Lo spesometro slitta al 12 novembre

Il nuovo rinvio nasce dall'esigenza di mettere a punto gli accorgimenti tecnici necessari all'entrata in vigore della norma.

Lo spesometro slitta a novembre. Nuovo rinvio per l’entrata in vigore della norma che prevede la tracciabilità delle spese superiori 3.600 euro. Dal 3 luglio la nuova scadenza è ora fissata al 12 novembre. Lo ha stabilito un provvedimento emesso dal direttore dell’agenzia delle Entrate Attilio Befera.

Lo spesometro riguarda la tracciabilità delle spese di importo non inferiore a 3.600 euro e relative al periodo tra il 6 luglio e il 31 dicembre 2011:

“in cui l'acquirente è un consumatore finale che ha pagato con carta di credito, di debito o prepagata".

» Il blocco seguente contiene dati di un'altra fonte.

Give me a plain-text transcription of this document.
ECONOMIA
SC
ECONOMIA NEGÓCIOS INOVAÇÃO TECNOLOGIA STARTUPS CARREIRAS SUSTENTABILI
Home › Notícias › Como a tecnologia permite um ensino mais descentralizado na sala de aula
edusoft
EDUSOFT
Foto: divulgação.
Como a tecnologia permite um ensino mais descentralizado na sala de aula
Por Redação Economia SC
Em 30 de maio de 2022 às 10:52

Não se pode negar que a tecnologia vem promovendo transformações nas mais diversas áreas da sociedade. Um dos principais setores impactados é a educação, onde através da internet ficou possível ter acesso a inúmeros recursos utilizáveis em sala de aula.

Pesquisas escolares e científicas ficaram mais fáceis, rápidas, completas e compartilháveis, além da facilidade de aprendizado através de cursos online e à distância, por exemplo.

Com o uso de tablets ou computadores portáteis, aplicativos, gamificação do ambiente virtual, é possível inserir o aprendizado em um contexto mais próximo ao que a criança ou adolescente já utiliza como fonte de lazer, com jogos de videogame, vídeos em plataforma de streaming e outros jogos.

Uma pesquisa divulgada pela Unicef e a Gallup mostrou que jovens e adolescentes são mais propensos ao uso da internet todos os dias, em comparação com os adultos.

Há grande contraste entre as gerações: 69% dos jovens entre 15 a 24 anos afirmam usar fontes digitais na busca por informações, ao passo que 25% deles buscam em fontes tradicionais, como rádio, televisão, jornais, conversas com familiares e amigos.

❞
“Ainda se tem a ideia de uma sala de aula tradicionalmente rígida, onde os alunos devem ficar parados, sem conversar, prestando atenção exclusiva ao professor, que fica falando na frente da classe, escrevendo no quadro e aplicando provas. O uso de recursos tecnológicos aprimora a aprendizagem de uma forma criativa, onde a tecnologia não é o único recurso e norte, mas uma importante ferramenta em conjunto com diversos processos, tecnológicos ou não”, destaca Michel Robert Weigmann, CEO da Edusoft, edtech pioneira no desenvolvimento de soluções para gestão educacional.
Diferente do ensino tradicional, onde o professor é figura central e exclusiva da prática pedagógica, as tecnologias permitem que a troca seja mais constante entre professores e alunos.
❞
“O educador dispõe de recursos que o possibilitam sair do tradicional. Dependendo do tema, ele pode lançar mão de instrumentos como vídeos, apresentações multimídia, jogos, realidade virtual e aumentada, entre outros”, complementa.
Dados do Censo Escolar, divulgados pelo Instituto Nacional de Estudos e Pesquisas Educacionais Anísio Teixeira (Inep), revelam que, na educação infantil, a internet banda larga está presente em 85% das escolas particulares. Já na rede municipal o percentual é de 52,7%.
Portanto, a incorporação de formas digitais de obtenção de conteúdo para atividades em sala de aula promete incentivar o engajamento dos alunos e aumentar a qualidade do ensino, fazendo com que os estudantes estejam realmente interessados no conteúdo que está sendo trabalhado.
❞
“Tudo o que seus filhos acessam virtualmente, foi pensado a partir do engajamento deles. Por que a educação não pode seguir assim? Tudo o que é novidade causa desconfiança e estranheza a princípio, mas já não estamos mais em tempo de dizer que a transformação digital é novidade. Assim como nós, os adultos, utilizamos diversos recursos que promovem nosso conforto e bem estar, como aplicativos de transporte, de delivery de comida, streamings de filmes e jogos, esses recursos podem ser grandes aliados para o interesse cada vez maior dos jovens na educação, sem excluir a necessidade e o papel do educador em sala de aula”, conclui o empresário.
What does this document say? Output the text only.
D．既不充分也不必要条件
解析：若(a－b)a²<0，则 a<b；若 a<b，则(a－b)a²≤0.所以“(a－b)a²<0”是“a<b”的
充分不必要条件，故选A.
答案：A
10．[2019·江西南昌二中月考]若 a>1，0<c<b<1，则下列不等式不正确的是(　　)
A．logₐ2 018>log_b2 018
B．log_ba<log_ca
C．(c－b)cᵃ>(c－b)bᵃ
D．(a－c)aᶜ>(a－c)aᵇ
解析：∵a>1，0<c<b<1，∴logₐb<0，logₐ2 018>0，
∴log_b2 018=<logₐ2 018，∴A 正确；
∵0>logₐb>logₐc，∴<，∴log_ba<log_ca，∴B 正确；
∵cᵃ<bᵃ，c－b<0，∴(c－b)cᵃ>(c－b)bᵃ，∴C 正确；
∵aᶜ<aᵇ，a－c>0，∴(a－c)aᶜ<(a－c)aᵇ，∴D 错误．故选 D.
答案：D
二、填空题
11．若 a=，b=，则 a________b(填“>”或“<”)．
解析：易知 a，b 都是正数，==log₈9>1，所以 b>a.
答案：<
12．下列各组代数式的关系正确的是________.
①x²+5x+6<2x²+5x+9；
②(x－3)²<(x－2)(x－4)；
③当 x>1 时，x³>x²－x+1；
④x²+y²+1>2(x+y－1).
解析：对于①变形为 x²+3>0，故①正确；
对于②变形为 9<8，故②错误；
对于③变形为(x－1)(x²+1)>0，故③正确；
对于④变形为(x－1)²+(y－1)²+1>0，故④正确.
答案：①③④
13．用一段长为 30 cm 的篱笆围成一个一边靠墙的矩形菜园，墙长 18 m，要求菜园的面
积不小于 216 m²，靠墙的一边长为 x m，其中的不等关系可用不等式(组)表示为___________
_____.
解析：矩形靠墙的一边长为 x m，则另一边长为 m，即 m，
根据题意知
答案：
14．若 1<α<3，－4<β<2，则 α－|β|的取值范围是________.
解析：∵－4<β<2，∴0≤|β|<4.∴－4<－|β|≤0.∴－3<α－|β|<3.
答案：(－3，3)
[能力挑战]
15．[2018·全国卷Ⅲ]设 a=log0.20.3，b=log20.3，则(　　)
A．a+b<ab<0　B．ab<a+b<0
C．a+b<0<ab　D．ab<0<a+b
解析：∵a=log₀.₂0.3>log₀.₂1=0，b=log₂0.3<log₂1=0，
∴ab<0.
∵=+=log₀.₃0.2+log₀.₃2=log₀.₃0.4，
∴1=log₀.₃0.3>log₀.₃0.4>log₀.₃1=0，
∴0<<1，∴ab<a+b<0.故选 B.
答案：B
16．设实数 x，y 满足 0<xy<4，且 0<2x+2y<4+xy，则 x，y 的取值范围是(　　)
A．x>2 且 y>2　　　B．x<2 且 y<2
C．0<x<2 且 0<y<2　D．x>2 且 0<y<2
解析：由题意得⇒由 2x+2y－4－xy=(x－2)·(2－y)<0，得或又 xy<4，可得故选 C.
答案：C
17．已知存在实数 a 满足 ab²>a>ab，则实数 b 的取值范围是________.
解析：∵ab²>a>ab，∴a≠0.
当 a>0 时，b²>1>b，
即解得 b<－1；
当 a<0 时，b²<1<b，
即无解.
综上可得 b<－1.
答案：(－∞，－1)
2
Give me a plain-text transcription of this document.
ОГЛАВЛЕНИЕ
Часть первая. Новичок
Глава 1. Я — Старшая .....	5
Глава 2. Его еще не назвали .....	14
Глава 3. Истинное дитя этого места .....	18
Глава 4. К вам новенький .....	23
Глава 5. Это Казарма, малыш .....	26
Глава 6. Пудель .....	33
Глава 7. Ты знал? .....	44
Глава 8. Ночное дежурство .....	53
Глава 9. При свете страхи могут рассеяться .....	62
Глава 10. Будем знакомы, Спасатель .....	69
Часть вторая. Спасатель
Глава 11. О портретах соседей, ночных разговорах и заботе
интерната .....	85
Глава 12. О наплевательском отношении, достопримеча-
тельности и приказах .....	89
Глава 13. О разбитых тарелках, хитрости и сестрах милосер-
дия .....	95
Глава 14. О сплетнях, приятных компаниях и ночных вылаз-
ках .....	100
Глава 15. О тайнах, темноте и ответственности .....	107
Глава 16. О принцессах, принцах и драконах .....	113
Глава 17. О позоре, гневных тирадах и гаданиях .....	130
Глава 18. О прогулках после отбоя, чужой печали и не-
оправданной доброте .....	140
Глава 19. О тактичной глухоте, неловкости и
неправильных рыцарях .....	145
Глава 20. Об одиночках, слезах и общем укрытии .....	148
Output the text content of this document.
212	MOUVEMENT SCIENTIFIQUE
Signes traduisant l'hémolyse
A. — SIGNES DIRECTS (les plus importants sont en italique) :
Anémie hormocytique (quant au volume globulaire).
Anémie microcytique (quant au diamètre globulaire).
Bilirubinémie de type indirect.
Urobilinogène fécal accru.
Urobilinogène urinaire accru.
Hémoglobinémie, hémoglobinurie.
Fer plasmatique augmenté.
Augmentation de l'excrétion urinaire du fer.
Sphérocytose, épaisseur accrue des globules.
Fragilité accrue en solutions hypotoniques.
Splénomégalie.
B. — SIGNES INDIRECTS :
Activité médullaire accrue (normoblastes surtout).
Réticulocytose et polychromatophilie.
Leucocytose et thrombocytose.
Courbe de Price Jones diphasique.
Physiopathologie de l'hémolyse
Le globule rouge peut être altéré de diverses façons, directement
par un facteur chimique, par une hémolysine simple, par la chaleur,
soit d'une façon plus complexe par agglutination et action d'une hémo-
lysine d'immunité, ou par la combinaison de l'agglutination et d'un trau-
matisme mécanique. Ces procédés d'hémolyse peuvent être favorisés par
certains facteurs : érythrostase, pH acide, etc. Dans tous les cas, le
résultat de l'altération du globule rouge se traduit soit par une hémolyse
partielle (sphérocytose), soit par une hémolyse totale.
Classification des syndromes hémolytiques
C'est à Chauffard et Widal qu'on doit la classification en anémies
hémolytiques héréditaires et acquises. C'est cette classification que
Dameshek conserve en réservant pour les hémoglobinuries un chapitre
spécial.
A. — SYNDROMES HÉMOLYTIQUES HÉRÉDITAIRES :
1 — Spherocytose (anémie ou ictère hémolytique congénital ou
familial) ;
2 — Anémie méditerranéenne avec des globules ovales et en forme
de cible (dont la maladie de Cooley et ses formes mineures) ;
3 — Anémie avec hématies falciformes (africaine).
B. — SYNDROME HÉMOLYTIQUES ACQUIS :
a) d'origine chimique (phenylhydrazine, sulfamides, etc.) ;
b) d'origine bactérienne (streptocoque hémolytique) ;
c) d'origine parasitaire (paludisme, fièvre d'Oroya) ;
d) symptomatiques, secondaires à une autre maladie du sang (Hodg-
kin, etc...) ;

Gli operatori finanziari sono obbligati entro il 12 novembre a comunicare all’Agenzia delle Entrate i dati delle operazioni rilevanti ai fini Iva di importo appunto superiore a 3600 euro. Lo slittamento spiega l’Agenzia:

"nasce dall'esigenza di mettere a punto gli accorgimenti tecnici necessari, in sintonia con le principali associazioni di categoria rappresentative dei soggetti obbligati alla comunicazione".

Inoltre:

"l'ulteriore allungamento dei tempi inizialmente previsti è stato disposto per consentire l'allineamento del termine d'invio con quello di altre comunicazioni anch'esse rientranti nell'ambito dell'attività volta alla semplificazione degli adempimenti".

Questo è il quarto slittamento per lo spesometro, sulla cui efficacia, in un'ottica di contrasto all'evasione fiscale, la Corte dei conti di recente ha espresso serie riserve. Lo strumento sarebbe dovuto partire il 30 aprile 2012, il termine è stato poi spostato al 15 ottobre di quell’anno e ancora al 31 gennaio del 2013 fino al (penultimo) rinvio che scadeva oggi 3 luglio.